🎉

ICLR’25] Two papers will be presented

Tags
Academic
Time
2025/01/22
2 more properties

  One paper has been accepted to ICLR 2025

The International Conference on Learning Representations (ICLR) is one of the major conferences in the field of artificial intelligence. (Accept. rate 30.1%)

  One paper has been invited to ICLR 2025 as poster presentation

Since 2024, ICLR is inviting ~100 TMLR accepted papers within 2 years (~6.61%) with outstanding reviewer scores or AE recommendations as the ICLR’s poster presentation (Link).

AVHBench: A Cross-Modal Hallucination Benchmark for Audio-Visual Large Language Models

Authors: Kim Sung-Bin* (POSTECH), Oh Hyun-Bin* (POSTECH), JungMok Lee (POSTECH), Arda Senocak (KAIST), Joon Son Chung (KAIST) Tae-Hyun Oh (POSTECH)
Following the success of Large Language Models (LLMs), expanding their boundaries to new modalities represents a significant paradigm shift in multimodal understanding. Human perception is inherently multimodal, relying not only on text but also on auditory and visual cues for a complete understanding of the world. In recognition of this fact, audio-visual LLMs have recently emerged. Despite promising developments, the lack of dedicated benchmarks poses challenges for understanding and evaluating models. In this work, we show that audio-visual LLMs struggle to discern subtle relationships between audio and visual signals, leading to hallucinations, underscoring the need for reliable benchmarks. To address this, we introduce AVHBench, the first comprehensive benchmark specifically designed to evaluate the perception and comprehension capabilities of audio-visual LLMs. Our benchmark includes tests for assessing hallucinations, as well as the cross-modal matching and reasoning abilities of these models. Our results reveal that most existing audio-visual LLMs struggle with hallucinations caused by cross-interactions between modalities, due to their limited capacity to perceive complex multimodal signals and their relationships. Additionally, we demonstrate that simple training with our AVHBench improves robustness of audio-visual LLMs against hallucinations.

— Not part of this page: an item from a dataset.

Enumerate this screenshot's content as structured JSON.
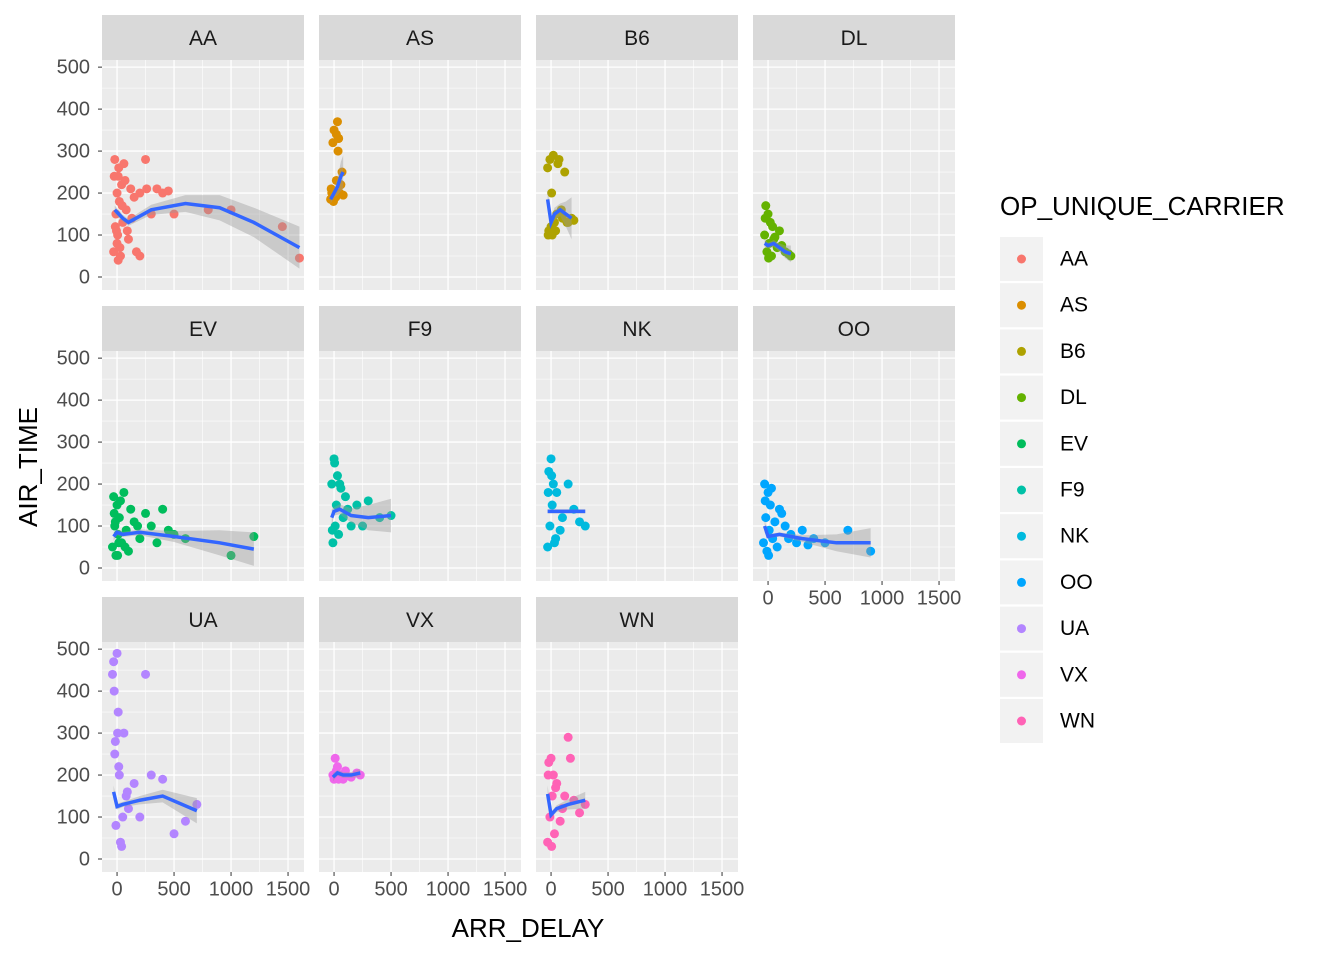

A Large-Scale 3D Face Mesh Video Dataset via Neural Re-parameterized Optimization

Authors: Kim Youwang (POSTECH), Lee Hyun* (POSTECH), Kim Sung-Bin* (POSTECH), Suekyeong Nam (KRAFTON), Janghoon Ju (KRAFTON), Tae-Hyun Oh (POSTECH)
Abstract
We propose NeuFace, a 3D face mesh pseudo annotation method on videos via neural re-parameterized optimization. Despite the huge progress in 3D face reconstruction methods, generating reliable 3D face labels for in-the-wild dynamic videos remains challenging. Using NeuFace optimization, we annotate the per-view/-frame accurate and consistent face meshes on large-scale face videos, called the NeuFace-dataset. We investigate how neural re-parameterization helps to reconstruct image-aligned facial details on 3D meshes via gradient analysis. By exploiting the naturalness and diversity of 3D faces in our dataset, we demonstrate the usefulness of our dataset for 3D face-related tasks: improving the reconstruction accuracy of an existing 3D face reconstruction model and learning 3D facial motion prior.